Everywhere we look around us are posters and statues of the founder of People’s Republic of China, Mao Zedong. Picking up one of the famous ‘Little Red Books’ – with sayings from the former leader – Ao says: “In the morning, we had to read this; at lunch, we read this; when you went to bed, you had to read this,” he says, pointing to the different versions spread out on the table.
Opening one of them and showing a stamp he says: “We had a kind of signature of where we had been. We were 15 or 16 year old teenagers, passionate about the Cultural Revolution. Every student was doing the same thing in a frenzy.”
He has copies of the Macau Daily newspaper from that time, which he managed to collect before they went in to the garbage.
“When a building was being demolished, I went there and took this stuff.”

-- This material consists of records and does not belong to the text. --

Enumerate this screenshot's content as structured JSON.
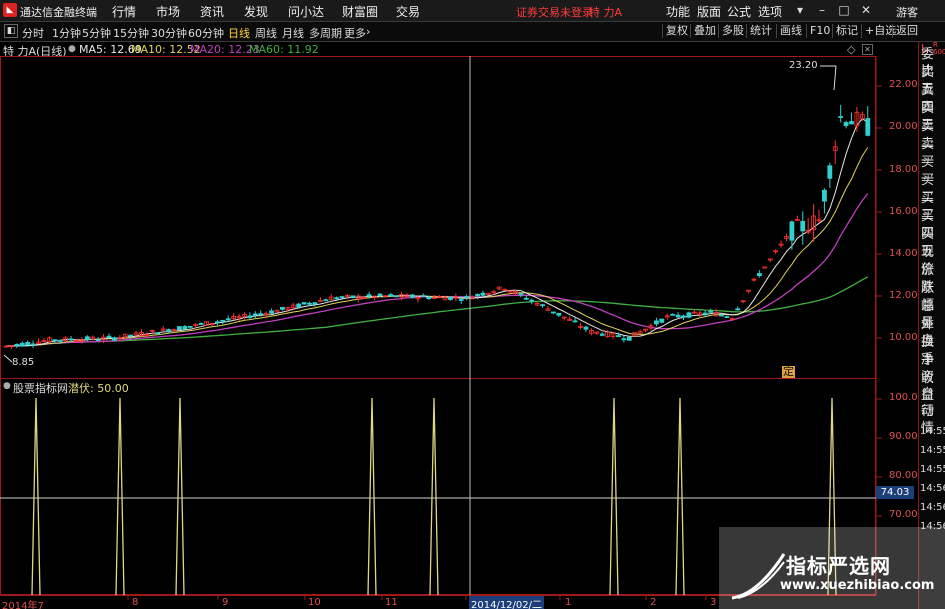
{
  "titlebar": {
    "app_title": "通达信金融终端",
    "menus": [
      "行情",
      "市场",
      "资讯",
      "发现",
      "问小达",
      "财富圈",
      "交易"
    ],
    "status": "证券交易未登录",
    "account": "特 力A",
    "right_menus": [
      "功能",
      "版面",
      "公式",
      "选项"
    ],
    "guest": "游客"
  },
  "toolbar": {
    "periods": [
      "分时",
      "1分钟",
      "5分钟",
      "15分钟",
      "30分钟",
      "60分钟",
      "日线",
      "周线",
      "月线",
      "多周期",
      "更多"
    ],
    "active_period": "日线",
    "right_buttons": [
      "复权",
      "叠加",
      "多股",
      "统计",
      "画线",
      "F10",
      "标记",
      "+自选",
      "返回"
    ]
  },
  "legend": {
    "stock": "特 力A",
    "period": "(日线)",
    "ma5": "MA5: 12.69",
    "ma10": "MA10: 12.52",
    "ma20": "MA20: 12.23",
    "ma60": "MA60: 11.92"
  },
  "colors": {
    "ma5": "#e8e8e8",
    "ma10": "#e0d25a",
    "ma20": "#c040c0",
    "ma60": "#40b040",
    "indicator": "#e0d880",
    "up": "#ff3030",
    "down": "#30d0d0",
    "axis": "#a01818"
  },
  "price_chart": {
    "high_label": "23.20",
    "low_label": "8.85",
    "y_ticks": [
      "22.00",
      "20.00",
      "18.00",
      "16.00",
      "14.00",
      "12.00",
      "10.00"
    ],
    "marker": "定"
  },
  "indicator": {
    "source": "股票指标网",
    "name": "潜伏: 50.00",
    "y_ticks": [
      "100.0",
      "90.00",
      "80.00",
      "70.00"
    ],
    "current_value": "74.03"
  },
  "x_axis": {
    "labels": [
      "2014年7",
      "8",
      "9",
      "10",
      "11",
      "2014/12/02/二",
      "1",
      "2",
      "3"
    ]
  },
  "sidebar": {
    "top_tag": "L",
    "top_small": "R 600",
    "items": [
      "委比",
      "卖五",
      "卖四",
      "卖三",
      "卖二",
      "卖一",
      "买一",
      "买二",
      "买三",
      "买四",
      "买五",
      "现价",
      "涨跌",
      "涨幅",
      "总量",
      "外盘",
      "换手",
      "净资",
      "收益",
      "自动",
      "行情"
    ],
    "times": [
      "14:55",
      "14:55",
      "14:55",
      "14:56",
      "14:56",
      "14:56"
    ]
  },
  "watermark": {
    "title": "指标严选网",
    "url": "www.xuezhibiao.com"
  }
}
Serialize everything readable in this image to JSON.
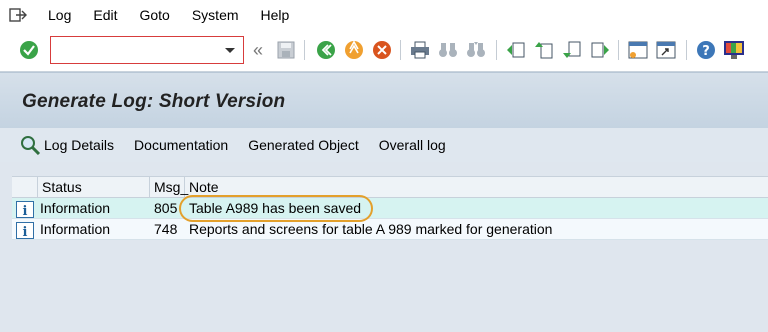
{
  "menu": {
    "items": [
      {
        "key": "log",
        "label": "Log"
      },
      {
        "key": "edit",
        "label": "Edit"
      },
      {
        "key": "goto",
        "label": "Goto"
      },
      {
        "key": "system",
        "label": "System"
      },
      {
        "key": "help",
        "label": "Help"
      }
    ]
  },
  "toolbar": {
    "command_field_value": "",
    "command_field_placeholder": ""
  },
  "page": {
    "title": "Generate Log: Short Version"
  },
  "app_toolbar": {
    "log_details": "Log Details",
    "documentation": "Documentation",
    "generated_object": "Generated Object",
    "overall_log": "Overall log"
  },
  "table": {
    "headers": {
      "status": "Status",
      "msg": "Msg_",
      "note": "Note"
    },
    "rows": [
      {
        "status": "Information",
        "msg": "805",
        "note": "Table A989 has been saved",
        "icon": "info-icon"
      },
      {
        "status": "Information",
        "msg": "748",
        "note": "Reports and screens for table A 989 marked for generation",
        "icon": "info-icon"
      }
    ]
  },
  "colors": {
    "highlight": "#e3a02c",
    "selected_row": "#d6f3f1",
    "accent_blue": "#1d5f98"
  }
}
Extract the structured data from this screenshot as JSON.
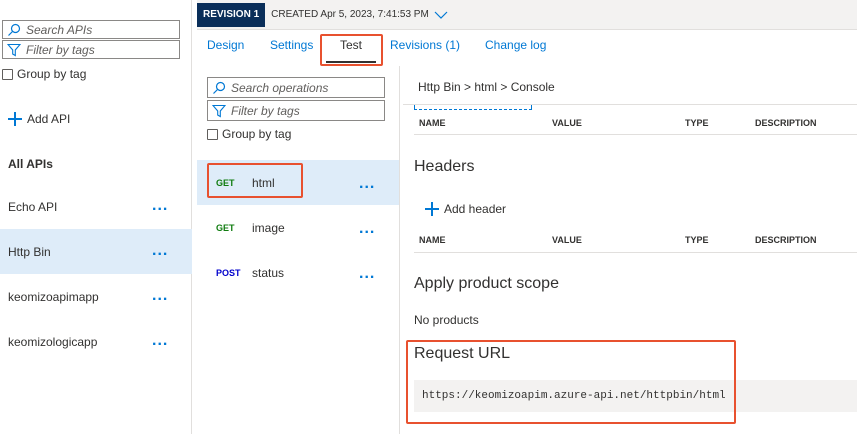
{
  "api_panel": {
    "search_placeholder": "Search APIs",
    "filter_placeholder": "Filter by tags",
    "group_by_tag": "Group by tag",
    "add_api": "Add API",
    "all_apis": "All APIs",
    "apis": [
      {
        "label": "Echo API",
        "selected": false
      },
      {
        "label": "Http Bin",
        "selected": true
      },
      {
        "label": "keomizoapimapp",
        "selected": false
      },
      {
        "label": "keomizologicapp",
        "selected": false
      }
    ],
    "more_glyph": "..."
  },
  "revision": {
    "badge": "REVISION 1",
    "created": "CREATED Apr 5, 2023, 7:41:53 PM"
  },
  "tabs": [
    "Design",
    "Settings",
    "Test",
    "Revisions (1)",
    "Change log"
  ],
  "active_tab": "Test",
  "operations_panel": {
    "search_placeholder": "Search operations",
    "filter_placeholder": "Filter by tags",
    "group_by_tag": "Group by tag",
    "operations": [
      {
        "method": "GET",
        "name": "html",
        "selected": true
      },
      {
        "method": "GET",
        "name": "image",
        "selected": false
      },
      {
        "method": "POST",
        "name": "status",
        "selected": false
      }
    ]
  },
  "console": {
    "breadcrumb": "Http Bin > html > Console",
    "params_columns": [
      "NAME",
      "VALUE",
      "TYPE",
      "DESCRIPTION"
    ],
    "headers_title": "Headers",
    "add_header": "Add header",
    "headers_columns": [
      "NAME",
      "VALUE",
      "TYPE",
      "DESCRIPTION"
    ],
    "product_scope_title": "Apply product scope",
    "no_products": "No products",
    "request_url_title": "Request URL",
    "request_url": "https://keomizoapim.azure-api.net/httpbin/html"
  },
  "colors": {
    "accent": "#0078d4",
    "selected_bg": "#deecf9",
    "revision_badge": "#0a2e59",
    "highlight": "#e8512f",
    "get": "#107c10",
    "post": "#0000cc"
  }
}
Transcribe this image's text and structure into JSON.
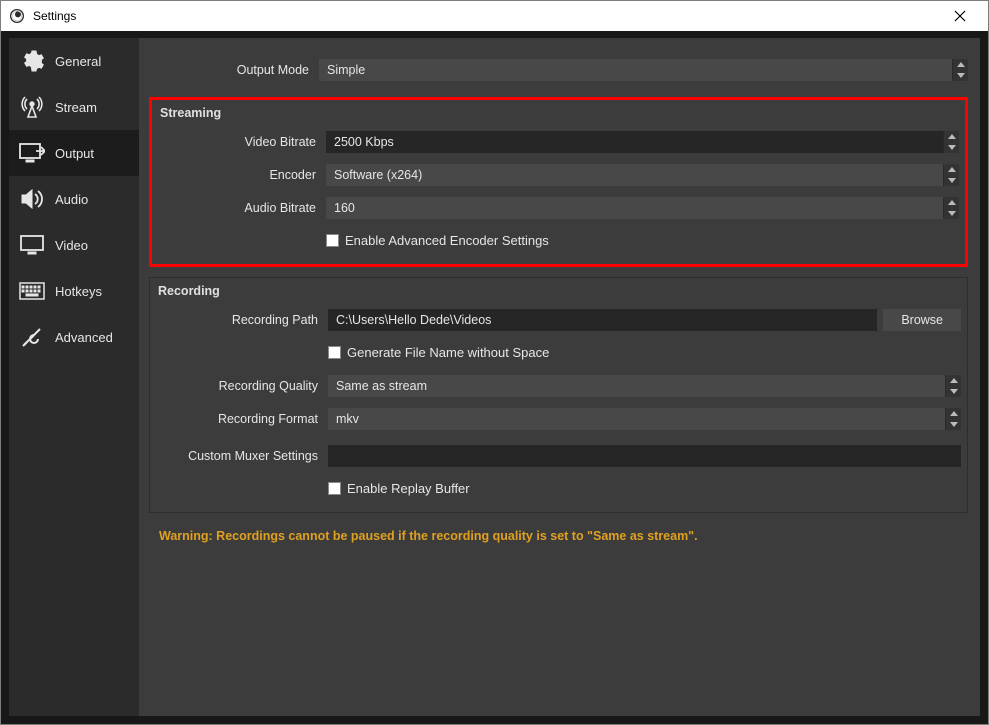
{
  "window": {
    "title": "Settings"
  },
  "sidebar": {
    "items": [
      {
        "label": "General"
      },
      {
        "label": "Stream"
      },
      {
        "label": "Output",
        "active": true
      },
      {
        "label": "Audio"
      },
      {
        "label": "Video"
      },
      {
        "label": "Hotkeys"
      },
      {
        "label": "Advanced"
      }
    ]
  },
  "output": {
    "mode_label": "Output Mode",
    "mode_value": "Simple",
    "streaming": {
      "title": "Streaming",
      "video_bitrate_label": "Video Bitrate",
      "video_bitrate_value": "2500 Kbps",
      "encoder_label": "Encoder",
      "encoder_value": "Software (x264)",
      "audio_bitrate_label": "Audio Bitrate",
      "audio_bitrate_value": "160",
      "advanced_chk_label": "Enable Advanced Encoder Settings"
    },
    "recording": {
      "title": "Recording",
      "path_label": "Recording Path",
      "path_value": "C:\\Users\\Hello Dede\\Videos",
      "browse_label": "Browse",
      "gen_filename_label": "Generate File Name without Space",
      "quality_label": "Recording Quality",
      "quality_value": "Same as stream",
      "format_label": "Recording Format",
      "format_value": "mkv",
      "muxer_label": "Custom Muxer Settings",
      "muxer_value": "",
      "replay_label": "Enable Replay Buffer"
    },
    "warning": "Warning: Recordings cannot be paused if the recording quality is set to \"Same as stream\"."
  }
}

Even though most of it dates back to the Cultural Revolution, Ao’s collection also includes other items. Passionate about the Han dynasty period, he has a number of pieces from that time.
“It’s a collection that’s more than 2,000 years old,” he says, showing some pieces like a knife, a Chinese phoenix and accessories: “They are already darkened from being under the earth [in tombs].”
This part of the collection is all duly catalogued, with drawings and a hand-written description by Mr Ao. The rest is not yet catalogued, which reminds him he needs to start doing that.